This is the potion. This is magic. Drink this and …
And what? It tastes rank. Everything in my body cries, no!
Ignore your body.
It’s frothing. It’s, like, pouring over.
The ‘wine’. This inverted commas wine.
Maybe it was distilled in barrels with dead philosophers. With philosopher’s corpses. With the rotting bodies of great thinkers. With the corpses of Deleuze, Derrida, Foucault and the others.
This wine tastes like oil. You could make a Molotov cocktail out of this wine. Throw it flaming at the enemy.
I just want it to be warm. God. This wine’s in league with the cold. It’s like Austrian ice-wine. It’s actually colder than the campus. Colder than the snow. Isn’t that cruel?
How come it’s still liquid?
Could it be false wine? Could, like, Organisational Management have taken over Cicero’s cellar. Substituted its wine for Cicero’s?
Too cunning.
The way Cicero stored her wine. Bottles on their sides. Resting their heads. As though asleep. She took more care of her bottles than she did of us.

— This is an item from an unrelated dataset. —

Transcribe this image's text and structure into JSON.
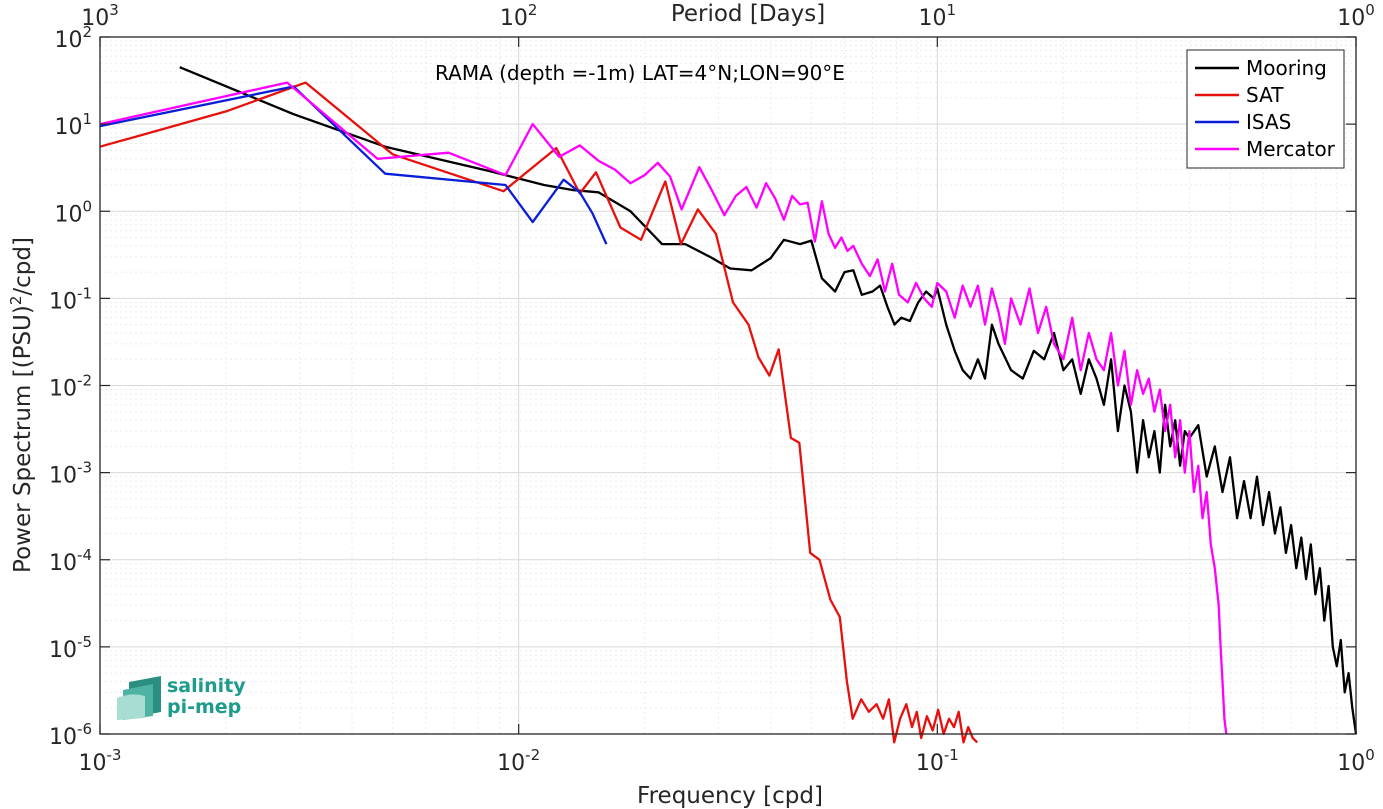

She knew that. She said her wine should be roughed up. Introduced to the street. Which meant to us.
I always remember her wines being nice. Even lovely.
That was her superficial cellar. Her top cellar.
These wines were from the bottom cellar. The lower racks. The ones that we never managed to reach. That we never drank our way down to.
Maybe she was saving them. She knew they had some future purpose.
Maybe they were the ones she had no intention of drinking. That she’d bought on conference trips. On holidays in strange parts of the world. That were given to her by assorted lunatics. That strange importers had recommended to her.